BJP’s calculation is that illegal migrants is an issue that’s still burning, and a
promise it hopes will entice voters to bring them back to power.
New Delhi: The BJP seems to have found a new carrot to dangle in front of its key constituency ahead of elections — if you vote us back to power, we will expel ‘infiltrators’. In other words, the NRC or the National Register of Citizens.
BJP president Amit Shah has raised NRC at election campaigns in states that have nothing to do with the process. But now the BJP has changed tack.
From talking about how it is implementing the updation of NRC — an exercise aimed at identifying those who migrated illegally to Assam from Bangladesh after 1971 — it is now promising to fulfill the mandate if voted back in 2019.
Also read: Not satisfied with just Assam, BJP now intensifies demand for NRC in West Bengal
This was in evidence at a meeting in Madhya Pradesh’s Hoshangabad, where, addressing booth level party workers, Shah promised to expel ‘infiltrators’ if voted to power again.
“I have come here to make a promise to the people of Madhya Pradesh. If you bring the BJP back to power in the 2018 state and 2019 Lok Sabha elections, the BJP government will identify and expel each infiltrator from the country,” said Shah at the meeting which was held over the weekend.
‘Vote us back’
The party’s calculation, said sources, is that while an issue is still burning, it helps to ask to be voted back to fulfill the promise.
“This is effective electoral rhetoric for the BJP, which will appeal to our key votebank. The promise to implement it fully and evict infiltrators will be a crucial part of our election campaign in the run-up to 2019,” said a highly placed source in the party, who did not wish to be named.
“A promise to be fulfilled helps give the voters, especially our core electorate, a reason to vote us back to power,” said the source.
Another party leader, also on condition of anonymity, said, “It is now clear the final NRC list is unlikely to come out before 2019. There is a long-drawn process left.
“Hence, this works well as an election promise that will be met once voted back.
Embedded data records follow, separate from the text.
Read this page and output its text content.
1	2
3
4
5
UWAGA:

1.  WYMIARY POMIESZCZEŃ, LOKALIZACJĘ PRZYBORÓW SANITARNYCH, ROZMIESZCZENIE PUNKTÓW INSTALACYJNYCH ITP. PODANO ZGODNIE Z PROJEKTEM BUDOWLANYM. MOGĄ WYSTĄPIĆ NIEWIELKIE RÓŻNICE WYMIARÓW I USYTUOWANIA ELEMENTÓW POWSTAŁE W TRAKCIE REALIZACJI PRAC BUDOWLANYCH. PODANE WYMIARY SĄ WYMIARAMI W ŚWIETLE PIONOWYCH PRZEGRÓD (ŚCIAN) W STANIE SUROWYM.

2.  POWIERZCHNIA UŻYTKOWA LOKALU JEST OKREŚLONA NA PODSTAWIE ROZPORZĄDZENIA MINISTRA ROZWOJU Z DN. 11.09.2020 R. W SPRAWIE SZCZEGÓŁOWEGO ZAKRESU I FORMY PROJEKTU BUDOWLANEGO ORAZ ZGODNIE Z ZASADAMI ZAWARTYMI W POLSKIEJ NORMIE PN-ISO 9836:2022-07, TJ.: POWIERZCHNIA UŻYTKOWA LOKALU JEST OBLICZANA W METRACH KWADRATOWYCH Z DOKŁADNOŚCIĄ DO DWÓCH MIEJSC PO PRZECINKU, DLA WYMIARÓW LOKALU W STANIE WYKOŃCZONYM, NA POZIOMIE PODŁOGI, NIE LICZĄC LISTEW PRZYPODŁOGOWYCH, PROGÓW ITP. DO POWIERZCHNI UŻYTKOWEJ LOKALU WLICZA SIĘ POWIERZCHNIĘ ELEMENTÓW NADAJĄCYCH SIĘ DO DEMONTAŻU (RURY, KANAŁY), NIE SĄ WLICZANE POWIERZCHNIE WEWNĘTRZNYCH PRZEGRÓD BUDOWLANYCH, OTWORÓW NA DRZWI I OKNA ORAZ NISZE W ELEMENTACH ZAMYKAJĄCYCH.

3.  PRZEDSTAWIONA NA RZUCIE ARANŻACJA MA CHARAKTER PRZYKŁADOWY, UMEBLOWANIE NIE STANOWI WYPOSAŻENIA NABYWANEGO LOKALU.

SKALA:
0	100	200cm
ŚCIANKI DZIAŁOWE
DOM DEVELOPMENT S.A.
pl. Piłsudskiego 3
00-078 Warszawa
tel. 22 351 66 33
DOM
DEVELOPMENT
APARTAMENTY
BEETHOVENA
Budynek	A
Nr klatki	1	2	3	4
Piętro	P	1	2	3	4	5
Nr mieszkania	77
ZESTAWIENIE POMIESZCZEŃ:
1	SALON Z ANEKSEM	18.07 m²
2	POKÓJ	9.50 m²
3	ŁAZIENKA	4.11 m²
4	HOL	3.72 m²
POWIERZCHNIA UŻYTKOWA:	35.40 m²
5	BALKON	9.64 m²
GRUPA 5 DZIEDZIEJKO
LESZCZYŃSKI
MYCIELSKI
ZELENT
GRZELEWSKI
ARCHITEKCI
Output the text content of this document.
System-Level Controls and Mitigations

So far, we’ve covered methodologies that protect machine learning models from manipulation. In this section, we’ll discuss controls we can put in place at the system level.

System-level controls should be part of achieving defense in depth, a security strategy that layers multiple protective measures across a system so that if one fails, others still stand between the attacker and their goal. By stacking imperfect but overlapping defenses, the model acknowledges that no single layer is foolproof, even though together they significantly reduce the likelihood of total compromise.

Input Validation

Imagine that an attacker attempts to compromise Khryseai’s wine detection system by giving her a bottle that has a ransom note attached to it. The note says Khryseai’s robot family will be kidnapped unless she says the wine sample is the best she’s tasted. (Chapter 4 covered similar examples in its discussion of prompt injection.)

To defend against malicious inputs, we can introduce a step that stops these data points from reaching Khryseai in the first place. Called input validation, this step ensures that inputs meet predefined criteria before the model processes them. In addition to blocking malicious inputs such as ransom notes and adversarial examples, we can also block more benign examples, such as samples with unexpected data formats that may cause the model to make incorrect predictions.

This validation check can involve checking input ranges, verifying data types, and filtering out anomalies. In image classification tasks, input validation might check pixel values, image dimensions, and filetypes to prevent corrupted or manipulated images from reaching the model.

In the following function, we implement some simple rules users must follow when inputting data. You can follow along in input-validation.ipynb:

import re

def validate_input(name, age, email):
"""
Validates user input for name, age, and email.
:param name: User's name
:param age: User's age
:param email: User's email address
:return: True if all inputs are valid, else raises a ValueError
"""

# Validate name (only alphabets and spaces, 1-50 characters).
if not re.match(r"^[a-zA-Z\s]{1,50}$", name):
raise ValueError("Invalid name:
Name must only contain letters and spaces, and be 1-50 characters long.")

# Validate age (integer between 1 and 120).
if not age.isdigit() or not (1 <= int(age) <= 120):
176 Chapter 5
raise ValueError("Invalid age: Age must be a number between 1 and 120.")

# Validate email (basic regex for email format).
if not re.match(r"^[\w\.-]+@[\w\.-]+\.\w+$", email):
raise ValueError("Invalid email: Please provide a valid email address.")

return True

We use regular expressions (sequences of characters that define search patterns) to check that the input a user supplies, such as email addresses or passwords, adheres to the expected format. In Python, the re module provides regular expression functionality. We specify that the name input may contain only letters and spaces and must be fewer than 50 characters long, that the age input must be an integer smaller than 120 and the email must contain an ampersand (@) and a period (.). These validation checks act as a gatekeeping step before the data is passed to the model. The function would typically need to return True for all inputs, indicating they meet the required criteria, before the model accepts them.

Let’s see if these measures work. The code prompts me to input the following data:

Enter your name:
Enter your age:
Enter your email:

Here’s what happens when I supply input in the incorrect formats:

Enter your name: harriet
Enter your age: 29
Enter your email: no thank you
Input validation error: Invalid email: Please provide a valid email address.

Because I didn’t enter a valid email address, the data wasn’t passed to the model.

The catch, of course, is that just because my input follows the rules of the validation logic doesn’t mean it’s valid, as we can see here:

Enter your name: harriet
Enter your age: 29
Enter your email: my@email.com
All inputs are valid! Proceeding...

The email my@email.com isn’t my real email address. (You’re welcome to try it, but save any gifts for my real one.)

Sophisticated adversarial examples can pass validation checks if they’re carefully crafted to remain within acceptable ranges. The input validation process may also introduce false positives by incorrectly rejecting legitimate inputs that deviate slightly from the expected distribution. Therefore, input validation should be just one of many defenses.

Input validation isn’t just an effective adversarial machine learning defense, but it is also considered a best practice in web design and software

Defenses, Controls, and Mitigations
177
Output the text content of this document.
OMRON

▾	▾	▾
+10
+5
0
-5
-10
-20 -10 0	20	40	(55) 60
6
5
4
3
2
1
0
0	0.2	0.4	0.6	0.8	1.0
Besides, the opposition to it by rival parties also helps BJP show how it is the only party that will take action on this,” added the leader.
National appeal
This strategy is in line with how the BJP has tried to reap the benefits of its promise of constructing the Ram temple in Ayodhya before each election, even though no progress has taken place as the matter is sub judice.
The NRC, a Supreme Court-monitored exercise, is a complex process with delicate socio-political undertones. The government or the courts are yet to discuss what would be done with those eventually left out of the final list, given deportation has serious diplomatic and humanitarian ramifications.
So far, a final draft has been released which left out around 40 lakh applicants. A long process of claims and objections has to follow, before a final list can be drafted.
Much like the Ram temple, the NRC is also geographically limited, but has a much larger national appeal among BJP’s core voters.
Speaking in Rajasthan last month, Shah said his party’s government would strike off the “termites” from the voters’ list, in an apparent reference to illegal Bangladeshi immigrants.
At the end of its two-day national executive meet in September, the BJP said, “The PM (Narendra) Modi-led Indian government will not allow India to be used as a safe haven by illegal infiltrators.”
The party added that “each infiltrator will be identified, stripped of citizenship and deported”, referring to the current Modi government’s mandate.
Contentious exercise
The BJP has now stepped up its demand for the contentious exercise to even be conducted in West Bengal, claiming they might go to court to demand it.
The party talks of NRC in the same breath as the Citizenship Amendment Bill, according to which illegal migrants who are Hindus, Sikhs, Buddhists, Jains, Parsis and Christians from Afghanistan, Bangladesh and Pakistan will be eligible for citizenship in India.
Also read: For BJP, NRC has become the national register of convenience
Effectively, the BJP is catering to its core Hindutva votebank with the thrust on deportation of illegal Muslim immigrants from Bangladesh, and citizenship for Hindus.
While the BJP government introduced the bill in Lok Sabha on 19 July 2016, it has since remained stuck due to severe political opposition to it.
“Besides NRC, the fact that the Citizenship Bill is pending gives us another appealing election promise to make,” added the first source.